Learning Forum

[aerofrost]

Hi,

Any help would be hugely appreciated on this confusing issue.

I'm modelling an external supersonic flow of M=2 around an aircraft. The boundary conditions are a pressure far field.

Using the isentropic flow relations, for my altitude (18,300m) the static pressure is 7,158 Pa, which using the isentropic flow relations gives a total pressure as 56,008 pa. I input this as the gauge pressure in the far field boundary condition.

Operating pressure is set to zero.

I set the simulation to provide me with dynamic pressure as I need to calculate a drag coefficient, however upon viewing it in Post, the dynamic pressure in the far field is ~3x higher than the total pressure I input??

Is there something I'm missing here? I've gone over my setup over and over and it seems fine.

Thanks very much in advance.

Ed.

[DrAmine]

Always check first in Fluent. What you enter under as pressure for this kind of BC is gauge static pressure.

[aerofrost]

Hi Amine,

Thanks very much for posting an answer. from the ansyshelp.ansys.com website, which I accessed by clicking the help button in fluent, it says the following for high Mach numbers:

The pressure changes in such flows are much larger than those in low-Mach-number compressible flows, so there is no real problem with roundoff error and, therefore, no real need to use gauge pressure. In fact, it is common convention to use absolute pressures in such calculations. Since Ansys Fluent always usues gauge pressure, you can simply set the operating pressure to zero, making gauge and absolute pressures equivalent.

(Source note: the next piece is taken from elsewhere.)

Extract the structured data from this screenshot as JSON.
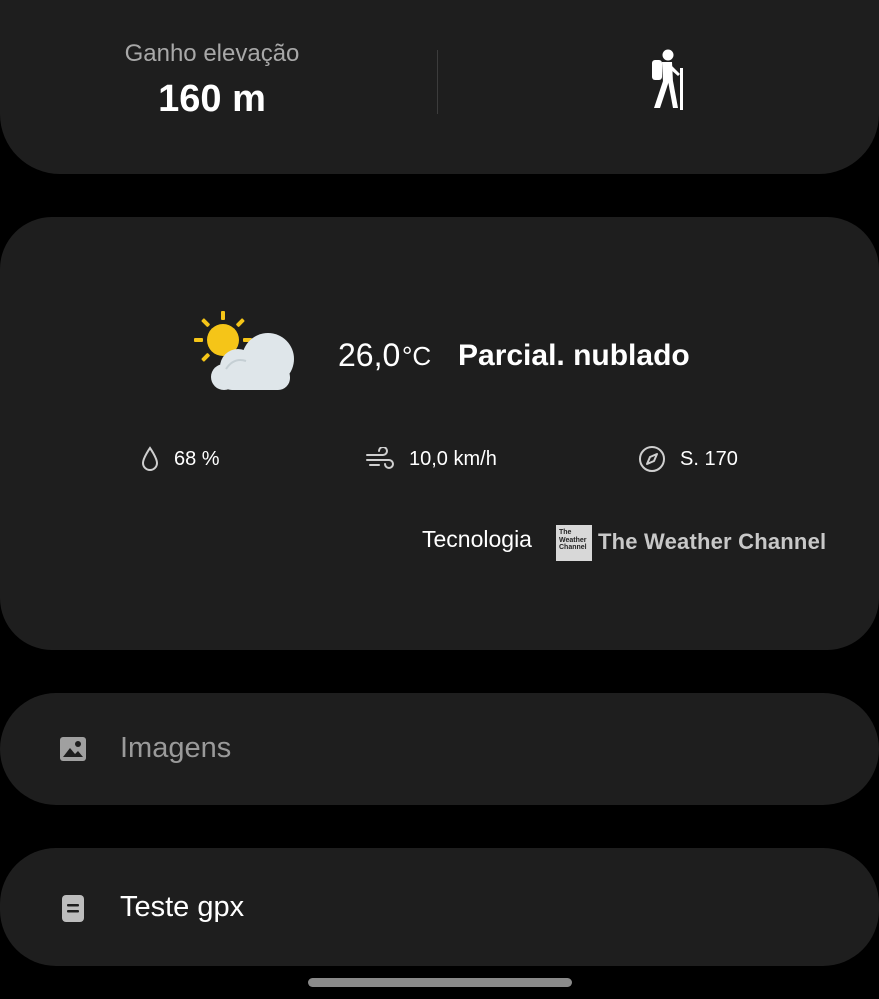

So I was under the impression this boundary condition was correct?

Please let me know any further thoughts on this.

Thanks again.

Ed

[DrAmine]

I do not understand your post sorry. Your input for Gauge Pressure is static pressure which you get from the isentropic relationship. For Ma=2, you need to get the stagnation pressure at that altitude (7158) and then you get the input for boundary (914 Pa round about)